The researchers looked for antibodies in blood samples from 73 men with prostate cancer, and from 60 men who had non-cancerous prostate disease. They compared the antibodies of both groups, and found a set of biomarkers that distinguished the prostate cancer patients from the others.
They are now validating their results by testing the biomarker panel using blood samples from 1,700 people.
The initial findings are promising for finding an alternative to the PSA test used now for prostate cancer, Anson said.
PSA tests are a contentious matter in the medical community. A study published in the British Medical Journal this month found that routine screening for prostate cancer through a PSA test does more harm than good, because it can produce false positives, or lead to the overtreatment of cancers that were never likely to cause problems or be fatal.
A biomarker panel serves as a fingerprint of a disease, Anson said. While still a fairly new area of research, these discoveries create hope for more-specific tests to detect disease, he said.
"The earlier or sooner you can detect the presence of cancer, the more effective the treatment regime is going to be," Anson told MyHealthNewsDaily.
Biomarkers also may make it possible for doctors to give personalized treatments based on a patient's medical history and biological makeup, he said.
But despite their wide range of use, these tiny tip-offs for cancer shouldn't be used alone for diagnosis and treatment.
"Information comes from biomarkers, but clinical exams and other things are important as well," Anson said. "These are all part of the developing armory to fight cancer."
Pancreatic cancer and mesothelioma
Other researchers announced new sets of biomarkers to test for mesothelioma, which is cancer of the protective lining of the body's organs, and for pancreatic cancer.

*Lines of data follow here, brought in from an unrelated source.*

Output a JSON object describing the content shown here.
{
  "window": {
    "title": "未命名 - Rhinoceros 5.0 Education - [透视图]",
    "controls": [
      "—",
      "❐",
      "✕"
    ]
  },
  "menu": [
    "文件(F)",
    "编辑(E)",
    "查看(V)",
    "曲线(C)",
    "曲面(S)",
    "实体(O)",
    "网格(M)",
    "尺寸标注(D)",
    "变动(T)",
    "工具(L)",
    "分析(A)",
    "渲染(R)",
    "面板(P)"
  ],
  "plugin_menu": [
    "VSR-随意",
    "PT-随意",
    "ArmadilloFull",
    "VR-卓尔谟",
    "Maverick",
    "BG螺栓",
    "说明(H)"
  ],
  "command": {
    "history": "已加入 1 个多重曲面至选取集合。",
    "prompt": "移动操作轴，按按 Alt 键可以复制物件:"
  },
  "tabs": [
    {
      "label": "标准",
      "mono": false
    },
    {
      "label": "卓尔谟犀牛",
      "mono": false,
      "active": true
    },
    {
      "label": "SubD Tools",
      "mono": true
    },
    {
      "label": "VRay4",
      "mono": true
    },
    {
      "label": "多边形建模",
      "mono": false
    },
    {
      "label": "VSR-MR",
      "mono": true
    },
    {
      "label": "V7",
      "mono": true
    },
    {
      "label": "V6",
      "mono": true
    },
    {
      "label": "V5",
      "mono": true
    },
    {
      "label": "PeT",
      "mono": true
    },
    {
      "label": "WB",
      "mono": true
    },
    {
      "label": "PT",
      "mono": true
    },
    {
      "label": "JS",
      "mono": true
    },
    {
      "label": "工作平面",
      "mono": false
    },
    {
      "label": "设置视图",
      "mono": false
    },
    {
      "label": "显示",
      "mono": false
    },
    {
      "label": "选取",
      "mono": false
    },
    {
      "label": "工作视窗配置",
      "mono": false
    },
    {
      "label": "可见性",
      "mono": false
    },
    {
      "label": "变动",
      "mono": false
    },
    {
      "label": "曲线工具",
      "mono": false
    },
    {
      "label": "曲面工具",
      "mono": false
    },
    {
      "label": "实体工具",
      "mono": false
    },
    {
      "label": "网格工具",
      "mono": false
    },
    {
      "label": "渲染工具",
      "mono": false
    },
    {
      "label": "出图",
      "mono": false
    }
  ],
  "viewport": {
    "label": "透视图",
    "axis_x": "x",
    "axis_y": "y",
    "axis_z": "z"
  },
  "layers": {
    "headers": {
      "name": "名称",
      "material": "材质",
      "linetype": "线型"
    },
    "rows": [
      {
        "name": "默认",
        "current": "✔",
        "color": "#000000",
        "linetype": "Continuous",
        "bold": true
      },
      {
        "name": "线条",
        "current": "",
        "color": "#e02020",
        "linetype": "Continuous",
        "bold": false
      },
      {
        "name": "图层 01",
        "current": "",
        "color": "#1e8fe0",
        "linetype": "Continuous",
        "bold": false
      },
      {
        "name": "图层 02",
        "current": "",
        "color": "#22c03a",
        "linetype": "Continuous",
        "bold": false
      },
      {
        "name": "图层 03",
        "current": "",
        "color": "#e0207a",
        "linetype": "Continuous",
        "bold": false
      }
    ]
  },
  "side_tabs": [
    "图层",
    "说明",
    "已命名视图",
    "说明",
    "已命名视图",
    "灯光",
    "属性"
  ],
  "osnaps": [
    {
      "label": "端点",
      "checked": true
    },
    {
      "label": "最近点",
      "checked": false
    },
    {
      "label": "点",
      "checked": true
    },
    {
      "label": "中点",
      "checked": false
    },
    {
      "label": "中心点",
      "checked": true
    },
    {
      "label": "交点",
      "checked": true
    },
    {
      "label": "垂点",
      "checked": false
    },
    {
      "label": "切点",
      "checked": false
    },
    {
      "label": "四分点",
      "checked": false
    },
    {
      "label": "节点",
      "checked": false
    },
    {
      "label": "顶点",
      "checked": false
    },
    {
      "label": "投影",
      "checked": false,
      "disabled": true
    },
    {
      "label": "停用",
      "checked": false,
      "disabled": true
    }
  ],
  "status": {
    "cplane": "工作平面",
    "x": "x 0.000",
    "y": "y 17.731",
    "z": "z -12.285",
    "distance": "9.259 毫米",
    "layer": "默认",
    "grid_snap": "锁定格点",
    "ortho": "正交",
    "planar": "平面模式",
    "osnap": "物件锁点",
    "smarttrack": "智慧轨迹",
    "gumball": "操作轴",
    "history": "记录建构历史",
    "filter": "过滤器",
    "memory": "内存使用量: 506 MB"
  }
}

Early detection of mesothelioma, which is usually caused by asbestos exposure but may not develop until 20 or 30 years afterward, could allow doctors to intervene before it's too late, said study researcher Rachel Ostroff, clinical research director of Somalogic Inc., a Boulder, Colo., company that develops medical diagnostic tools.
The panel "could help identify disease early where surgical intervention is possible and curative," Ostroff said.
On their own, single proteins aren't strong indicators of disease. But together, a set of proteins can help doctors be more sure that a disease is present, she said.
More research is needed before the panels of 10 to 20 biomarkers that Orstroff's research found for each of these cancers can be done by doctors and hospitals, Ostroff said.
A small pilot study yielded a set of 79 biomarkers that may be used to detect bladder cancer.
Because bladder cancer is a disease that can affect a wide variety of people, a test derived from a biomarker panel could help improve survival rates, said study researcher Dr. Liana Adam, assistant professor of urology at the University of Texas MD Anderson Cancer Center in Houston.
Biomarker research is evolving right now, said Ostroff.
"It gives a window for what may be going on in the patient," she said. "These molecules are clues to what's going on in the body."